Duft des Krieges

Alfred Seest hat sich auf seine Nase verlassen und einen Kriegsschatz ausgehoben  ■ Von Annette Kohlmüller

„Auf deinem Grundstück liegt ein Schatz“, veriet der 67-jährige Alfred Seest seinem Bekannten Tim Broders vor wenigen Tagen. Dass der beschriebene Platz genau unter dem Misthaufen seines Hofes im dänischen Hoptrup (Nordschleswig) lag, schreckte Bauer Bitten nicht ab. Er organisierte einen Bagger und begann zu buddeln. „Meine Freunde haben gelacht“, erzählt der gelernte Zimmermann. „Als sie nach einer Stunde wieder vorbeikamen, haben sie noch mehr gelacht. Aber als ich nach zwei Stunden tatsächlich etwas entdeckte, haben sie ganz schnell selbst zur Schaufel gegriffen.“

Ans Tageslicht kamen mehrere verrottete Pappkis-ten und Dutzende von Fläschchen und Flacons, gefüllt mit Aftershave, Parfüm und Haarwasser - alles Bestände aus dem zweiten Weltkrieg. „Die meisten Glasbehälter waren noch intakt“, berichtet Broders. Auf einigen Etiketten habe er sogar die Namen Ambre d'Orient und Cypres Worth entziffert. Bevor er aber vorsichtig an einer Flasche schnupperte, benachrichtigte er sicherheitshalber die Polizei. „Die meinten, ich könne das Zeug behalten. Giftig sei es nicht.“

Auch das Hoptruper Heimatmuseum zeigte bisher kein Interesse an seinem Fund. Dabei ist die Geschichte zumindest insofern historisch, als noch niemals so viele Medienvertreter das beschauliche kleine Dörfchen bevölkert hatten, wie nach Bekanntmachung des Fundes. Selbst das dänische Fernsehen berichtete, wie Alfred Seest im Mai 1945 als Zehnjähriger heimlich beobachtet hatte, wie mehrere Männer nachts ein vier Quadratmeter Meter großes Loch aushoben und darin etliche Kisten verschwinden ließen.

Damals habe er sich nicht getraut, jemandem von seiner Entde-ckung zu berichten. Als er kurz da-rauf mit seinen Eltern das Dorf verließ, geriet die Sache in Vergessenheit. Erst über ein halbes Jahrhundert später erzählte er Tim Broders, dem neuen Mieter des Hofgrundstücks, von dem geheimnisvollen Ereignis. Familie Broders ermittelte und fand heraus, dass wahrscheinlich Wehrmachtssoldaten beim Abzug aus Dänemark die Drogeriewaren an einen Landwirt verhökert hätten. Dieser habe sie aus Angst vor Entdeckung versteckt und bis zu seinem Tod vor einigen Jahren nicht wieder hervorgeholt. „Niemand wäre auf die Idee gekommen, unter einem Misthaufen nach einem Schatz zu suchen“, freut sich Broders.

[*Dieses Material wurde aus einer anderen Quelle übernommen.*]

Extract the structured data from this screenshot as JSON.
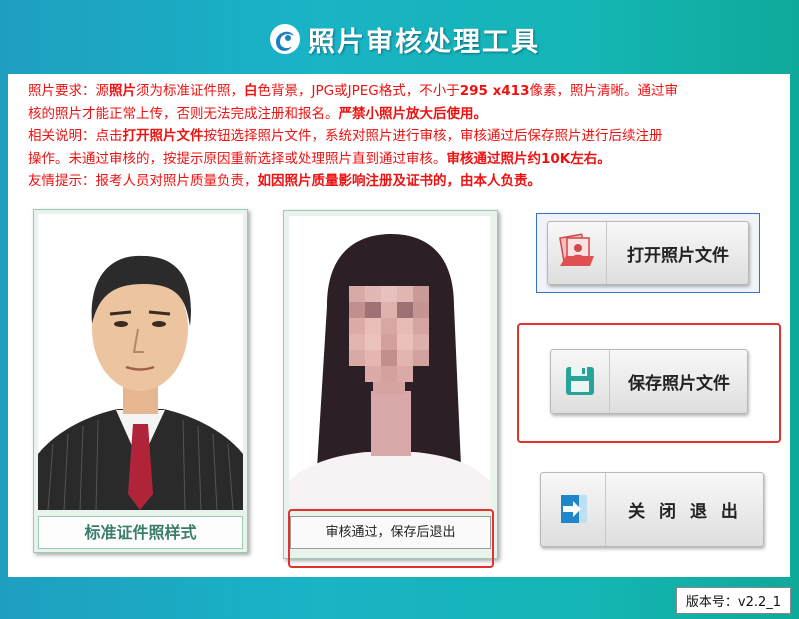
{
  "app": {
    "title": "照片审核处理工具",
    "logo_icon": "app-logo-icon"
  },
  "notice": {
    "line1": {
      "label": "照片要求：",
      "t1": "源",
      "t2": "照片",
      "t3": "须为标准证件照，",
      "t4": "白",
      "t5": "色背景，JPG或JPEG格式，不小于",
      "t6": "295 x413",
      "t7": "像素，照片清晰。通过审"
    },
    "line2": {
      "t1": "核的照片才能正常上传，否则无法完成注册和报名。",
      "t2": "严禁小照片放大后使用。"
    },
    "line3": {
      "label": "相关说明：",
      "t1": "点击",
      "t2": "打开照片文件",
      "t3": "按钮选择照片文件，系统对照片进行审核，审核通过后保存照片进行后续注册"
    },
    "line4": {
      "t1": "操作。未通过审核的，按提示原因重新选择或处理照片直到通过审核。",
      "t2": "审核通过照片约10K左右。"
    },
    "line5": {
      "label": "友情提示：",
      "t1": "报考人员对照片质量负责，",
      "t2": "如因照片质量影响注册及证书的，由本人负责。"
    }
  },
  "sample": {
    "caption": "标准证件照样式"
  },
  "uploaded": {
    "status": "审核通过，保存后退出"
  },
  "buttons": {
    "open": {
      "label": "打开照片文件",
      "icon": "open-photo-icon"
    },
    "save": {
      "label": "保存照片文件",
      "icon": "save-disk-icon"
    },
    "close": {
      "label": "关 闭 退 出",
      "icon": "exit-arrow-icon"
    }
  },
  "version": {
    "text": "版本号：v2.2_1"
  },
  "colors": {
    "accent_red": "#f01010",
    "accent_blue": "#1a3cc8",
    "caption_green": "#3b7d6c",
    "outline_red": "#e53030"
  }
}
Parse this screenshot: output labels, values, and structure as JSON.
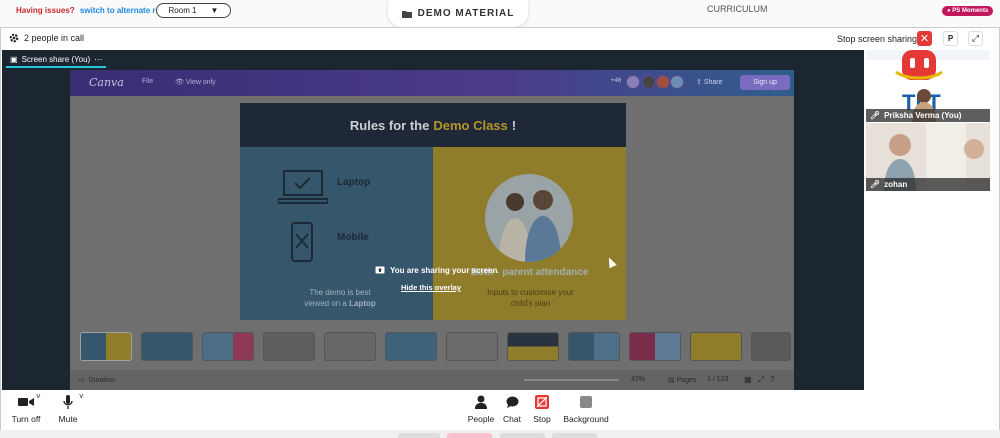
{
  "topbar": {
    "issues_text": "Having issues?",
    "alternate_link": "switch to alternate room",
    "room": "Room 1",
    "demo_material": "DEMO MATERIAL",
    "curriculum": "CURRICULUM",
    "ps_moments": "PS Moments"
  },
  "call": {
    "people_count": "2 people in call",
    "stop_sharing": "Stop screen sharing",
    "p_button": "P"
  },
  "stage": {
    "share_tab": "Screen share (You)",
    "overlay_message": "You are sharing your screen",
    "hide_overlay": "Hide this overlay"
  },
  "canva": {
    "logo": "Canva",
    "file": "File",
    "view_only": "View only",
    "avatar_count": "+46",
    "share": "Share",
    "sign_up": "Sign up",
    "footer": {
      "duration": "Duration",
      "zoom": "43%",
      "pages": "Pages",
      "page_num": "1 / 123"
    }
  },
  "slide": {
    "title_pre": "Rules for the",
    "title_highlight": "Demo Class",
    "title_post": "!",
    "laptop": "Laptop",
    "mobile": "Mobile",
    "demo_best_line1": "The demo is best",
    "demo_best_line2_pre": "viewed on a",
    "demo_best_line2_bold": "Laptop",
    "both_parent": "Both - parent attendance",
    "inputs_line1": "Inputs to customise your",
    "inputs_line2": "child's plan"
  },
  "participants": [
    {
      "name": "Priksha Verma (You)"
    },
    {
      "name": "zohan"
    }
  ],
  "controls": {
    "turn_off": "Turn off",
    "mute": "Mute",
    "people": "People",
    "chat": "Chat",
    "stop": "Stop",
    "background": "Background"
  },
  "colors": {
    "stop_red": "#e53935",
    "link_blue": "#1e88e5",
    "issue_red": "#c62828",
    "accent_teal": "#26c6da"
  }
}
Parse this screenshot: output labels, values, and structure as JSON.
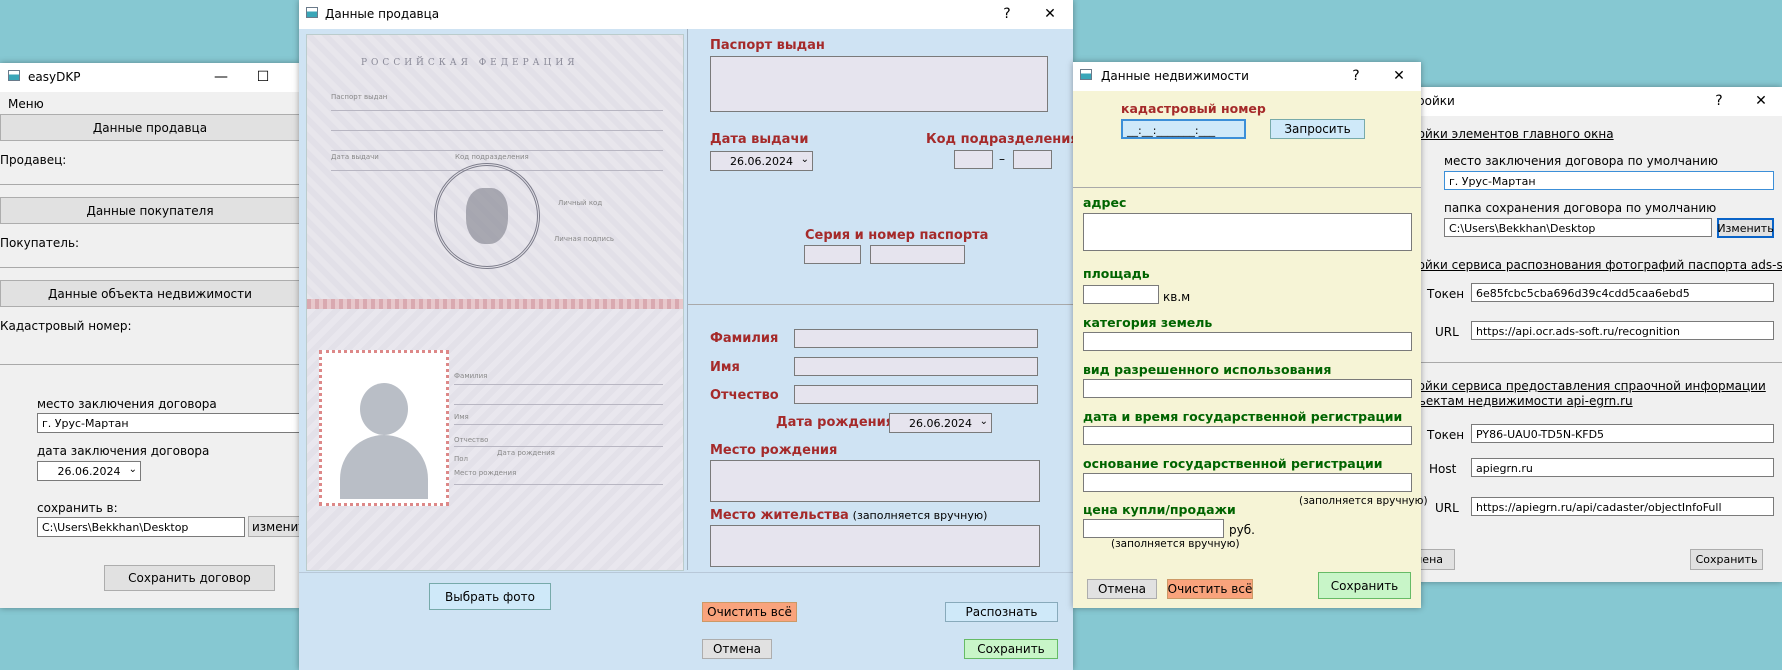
{
  "main_window": {
    "title": "easyDKP",
    "menu": "Меню",
    "seller_button": "Данные продавца",
    "seller_label": "Продавец:",
    "buyer_button": "Данные покупателя",
    "buyer_label": "Покупатель:",
    "property_button": "Данные объекта недвижимости",
    "cadastral_label": "Кадастровый номер:",
    "place_label": "место заключения договора",
    "place_value": "г. Урус-Мартан",
    "date_label": "дата заключения договора",
    "date_value": "26.06.2024",
    "save_to_label": "сохранить в:",
    "save_path": "C:\\Users\\Bekkhan\\Desktop",
    "change_button": "изменить",
    "save_contract_button": "Сохранить договор"
  },
  "seller_dialog": {
    "title": "Данные продавца",
    "help": "?",
    "close": "✕",
    "passport_image": {
      "header": "РОССИЙСКАЯ ФЕДЕРАЦИЯ",
      "issued_by": "Паспорт выдан",
      "issue_date": "Дата выдачи",
      "division_code": "Код подразделения",
      "personal_code": "Личный код",
      "personal_signature": "Личная подпись",
      "surname": "Фамилия",
      "name": "Имя",
      "patronymic": "Отчество",
      "sex": "Пол",
      "birth_date": "Дата рождения",
      "birth_place": "Место рождения"
    },
    "issued_by_label": "Паспорт выдан",
    "issue_date_label": "Дата выдачи",
    "issue_date_value": "26.06.2024",
    "division_code_label": "Код подразделения",
    "division_dash": "–",
    "series_label": "Серия и номер паспорта",
    "surname_label": "Фамилия",
    "name_label": "Имя",
    "patronymic_label": "Отчество",
    "birth_date_label": "Дата рождения",
    "birth_date_value": "26.06.2024",
    "birth_place_label": "Место рождения",
    "residence_label": "Место жительства",
    "residence_note": "(заполняется вручную)",
    "choose_photo_button": "Выбрать фото",
    "clear_all_button": "Очистить всё",
    "recognize_button": "Распознать",
    "cancel_button": "Отмена",
    "save_button": "Сохранить"
  },
  "property_dialog": {
    "title": "Данные недвижимости",
    "help": "?",
    "close": "✕",
    "cadastral_label": "кадастровый номер",
    "cadastral_mask": "__:__:_______:___",
    "request_button": "Запросить",
    "address_label": "адрес",
    "area_label": "площадь",
    "area_unit": "кв.м",
    "land_category_label": "категория земель",
    "permitted_use_label": "вид разрешенного использования",
    "registration_date_label": "дата и время государственной регистрации",
    "registration_basis_label": "основание государственной регистрации",
    "manual_note_1": "(заполняется вручную)",
    "price_label": "цена купли/продажи",
    "price_unit": "руб.",
    "manual_note_2": "(заполняется вручную)",
    "cancel_button": "Отмена",
    "clear_all_button": "Очистить всё",
    "save_button": "Сохранить"
  },
  "settings_dialog": {
    "title": "тройки",
    "help": "?",
    "close": "✕",
    "section_main": "ройки элементов главного окна",
    "default_place_label": "место заключения договора по умолчанию",
    "default_place_value": "г. Урус-Мартан",
    "default_folder_label": "папка сохранения договора по умолчанию",
    "default_folder_value": "C:\\Users\\Bekkhan\\Desktop",
    "change_button": "Изменить",
    "section_ocr": "ройки сервиса распознования фотографий паспорта ads-soft.ru",
    "ocr_token_label": "Токен",
    "ocr_token_value": "6e85fcbc5cba696d39c4cdd5caa6ebd5",
    "ocr_url_label": "URL",
    "ocr_url_value": "https://api.ocr.ads-soft.ru/recognition",
    "section_egrn_line1": "ройки сервиса предоставления спраочной информации",
    "section_egrn_line2": "бъектам недвижимости api-egrn.ru",
    "egrn_token_label": "Токен",
    "egrn_token_value": "PY86-UAU0-TD5N-KFD5",
    "egrn_host_label": "Host",
    "egrn_host_value": "apiegrn.ru",
    "egrn_url_label": "URL",
    "egrn_url_value": "https://apiegrn.ru/api/cadaster/objectInfoFull",
    "cancel_button": "мена",
    "save_button": "Сохранить"
  },
  "colors": {
    "desktop": "#86c8d2",
    "seller_bg": "#cfe3f3",
    "property_bg": "#f6f4d6",
    "red_label": "#a52a2a",
    "green_label": "#006400",
    "orange_button": "#f9a37c",
    "green_button": "#c8f5c8",
    "blue_button": "#cfe9f9"
  }
}
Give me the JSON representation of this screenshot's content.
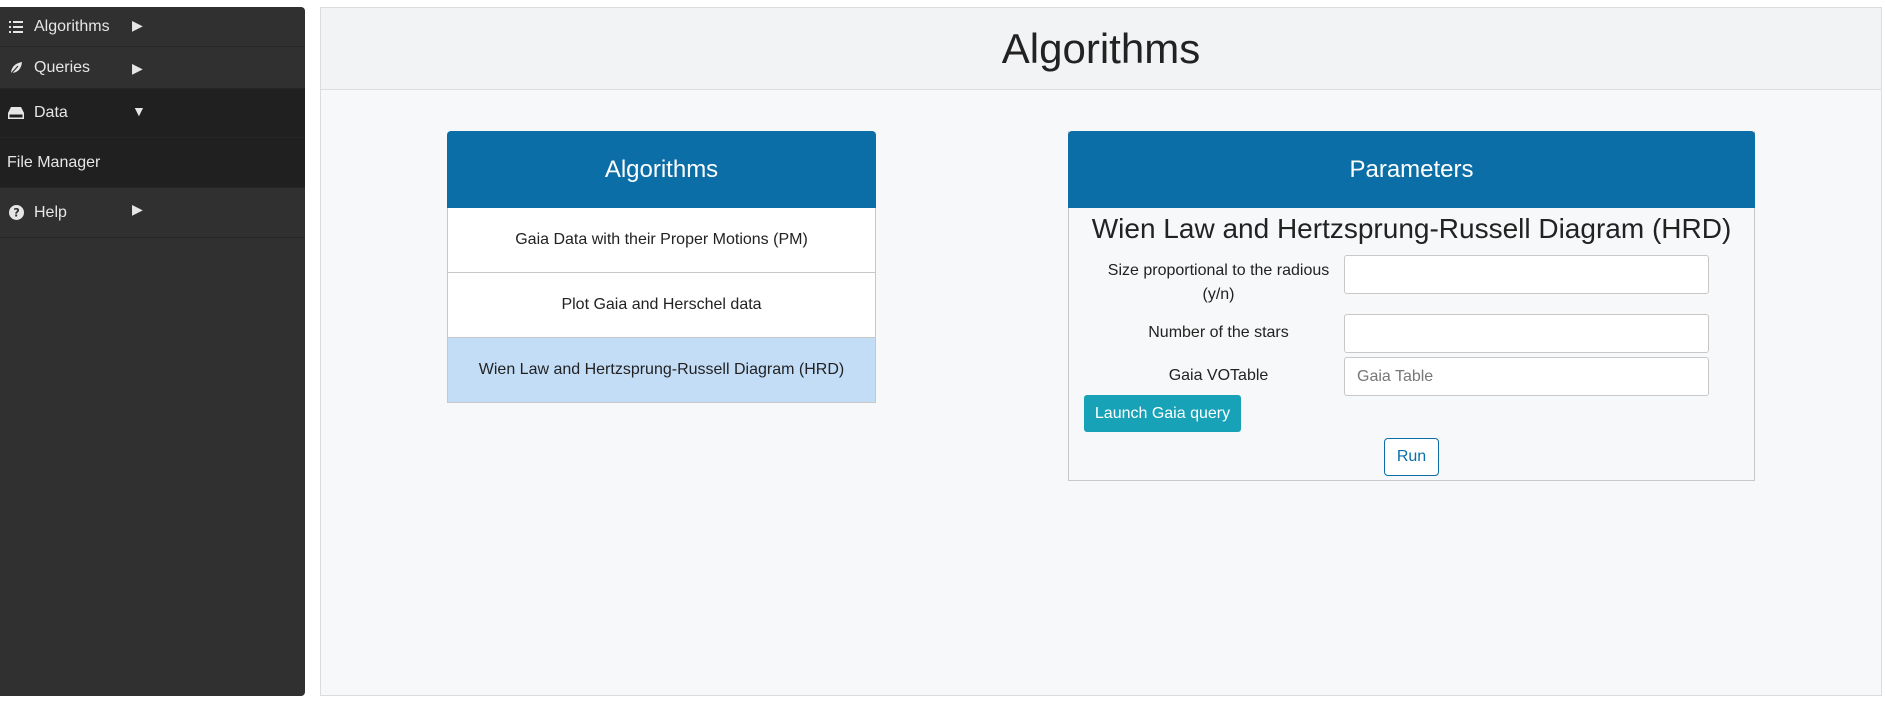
{
  "sidebar": {
    "items": [
      {
        "label": "Algorithms",
        "icon": "list-icon",
        "arrow": "▶"
      },
      {
        "label": "Queries",
        "icon": "leaf-icon",
        "arrow": "▶"
      },
      {
        "label": "Data",
        "icon": "hdd-icon",
        "arrow": "▼"
      },
      {
        "label": "File Manager"
      },
      {
        "label": "Help",
        "icon": "question-circle-icon",
        "arrow": "▶"
      }
    ]
  },
  "main": {
    "title": "Algorithms",
    "algorithms_panel": {
      "title": "Algorithms",
      "items": [
        "Gaia Data with their Proper Motions (PM)",
        "Plot Gaia and Herschel data",
        "Wien Law and Hertzsprung-Russell Diagram (HRD)"
      ],
      "selected_index": 2
    },
    "parameters_panel": {
      "title": "Parameters",
      "subtitle": "Wien Law and Hertzsprung-Russell Diagram (HRD)",
      "fields": [
        {
          "label": "Size proportional to the radious (y/n)",
          "value": "",
          "placeholder": ""
        },
        {
          "label": "Number of the stars",
          "value": "",
          "placeholder": ""
        },
        {
          "label": "Gaia VOTable",
          "value": "",
          "placeholder": "Gaia Table"
        }
      ],
      "launch_button": "Launch Gaia query",
      "run_button": "Run"
    }
  },
  "colors": {
    "sidebar_bg": "#303030",
    "card_header": "#0b6ea6",
    "selected_item": "#c3ddf7",
    "launch_button": "#17a2b8"
  }
}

Nach 400 Fläschchen hat er aufgehört zu graben. „Da ist sicher noch mehr. Wer weiß, vielleicht sogar alte Dokumente oder Schmuckstücke.“ Den Rest will er erst einmal im dunklen Lehmboden ruhen lassen - solange bis der Frost vorbei ist oder sich ein Interessent für die Fläschchen findet. „Wer die Sachen haben will, soll sich auch selbst die Finger schmutzig machen“, meint Broders. Im Übrigen könne er die Duftwässerchen sowieso nicht benutzen. „Denn meine Frau bevorzugt neue Marken.“

Schatzsucher in Deutschland sollten sich genau überlegen, wo sie anfangen zu graben. Denn laut Bürgerlichem Gesetzbuch (BGB) gilt, dass ein Schatz zur Hälfte dem Entdecker und zur Hälfte dem Eigentümer des Grundstücks, wo der Schatz gefunden wurde, zusteht. Sorina Weiland, Sprecherin des Bezirksamtes Hamburg- Mitte, erklärte, bisher seien in Hamburg noch keine größeren Funde bekannt geworden. Die Stadt würde sich ihren Anteil jedoch nicht entgehen lassen. Wie man allerdings mit 60 Jahre alten Parfümflaschen verfahren würde, müsste man noch klären.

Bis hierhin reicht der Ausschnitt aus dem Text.